Quand on examine ce palmarès, on remarque que plusieurs coopératives comme Migros figurent dans les dix premiers rangs. Comment l’expliquez-vous?

La raison est aussi à chercher dans le fait que le public s’est détourné de l’idéologie néolibérale. Dans les années marquées par les bulles spéculatives, ce sont les entreprises globalisées, axées sur une maximisation des profits à court terme, qui ont donné le ton. Les sociétés coopératives ont valeur de contre-exemple. Elles sont ancrées dans notre pays et dans leur région, convainquent par leur croissance basée sur le long terme et génèrent des produits concrets. Elles ne sont pas non plus dirigées seulement depuis le haut, car leurs clients et collaborateurs ont aussi leur mot à dire. C’est un modèle qui est mieux accepté aujourd’hui.

Migros investit en Suisse sur le long terme.

Cette enquête comprenait aussi un volet sur l’engagement dans le domaine du développement durable. Le résultat de Migros est particulièrement bon dans ce secteur d’activités. L’engagement écologique du distributeur est-il ainsi récompensé?

Il est certain que l’écologie joue un rôle. Migros propose de nombreux produits satisfaisant les critères de programmes de développement durable. Je pense par exemple au poisson certifié MSC, le label de protection des mers. Mais sur le plan social aussi, le développement durable pèse dans la balance: je songe par exemple au Pour-cent culturel ou aux conditions de travail équitables, par lesquelles Migros se démarque positivement de ses concurrents étrangers dans le secteur de la grande distribution. Toutefois, le fait le plus important est que Migros convainc sur le plan de l’économie durable.

Migros s'engage fortement en faveur de l'agriculture de notre pays. (Photo: Gaetan Bally)
Migros s'engage fortement en faveur de l'agriculture de notre pays. (Photo: Gaetan Bally)
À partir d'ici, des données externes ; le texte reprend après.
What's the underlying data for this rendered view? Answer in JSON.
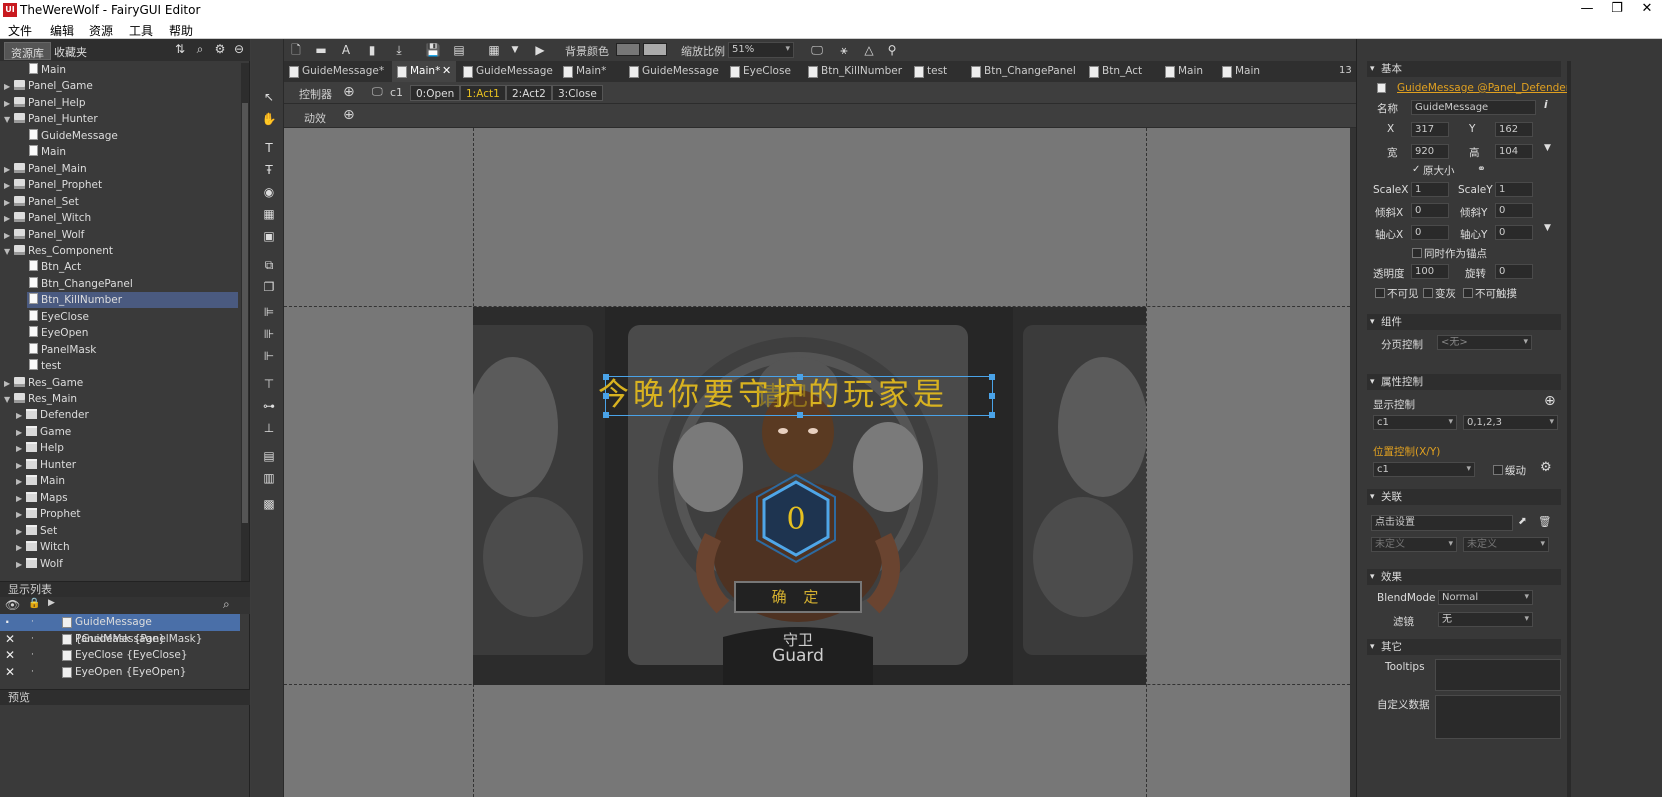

Qu’entendez-vous par économie durable?

Je pense ici avant tout aux responsabilités de l’entreprise sur le plan économique, c’est-à-dire aux investissements à long terme dans l’économie réelle de la Suisse, à la création et au maintien de places de travail ainsi qu’à la formation des jeunes. Migros est non seulement le principal employeur du secteur privé, mais aussi le principal acheteur des produits de notre agriculture. A cet égard, le distributeur jouit naturellement d’une très bonne réputation.

La notion de développement durable est aujourd’hui employée à tout-va. Chaque entreprise se doit d’être durable; le public ne risque-t-il pas de s’en lasser?

Les consommateurs font la différence entre les différentes formes de développement durable. Quand une entreprise lance des initiatives philanthropiques dans le seul but de soigner son image, cela finit souvent par se voir. Ce qui compte ce sont les actions durables liées au modèle d’affaires et aux compétences de base de l’entreprise. Quand un groupe investit année après année dans son pays, il se situe précisément dans cette forme de développement durable.

Cette étude permet-elle aussi de décrire l’humeur de la population?

Effectivement, il est possible de percevoir depuis peu une attitude plus méfiante vis-à-vis de l’économie. Le fait que la réputation globale des cinquante principales entreprises suisses ait légèrement baissé est d’ailleurs révélateur. Ce résultat est dû à l’insécurité de la population, provoquée par la crise mondiale de la finance.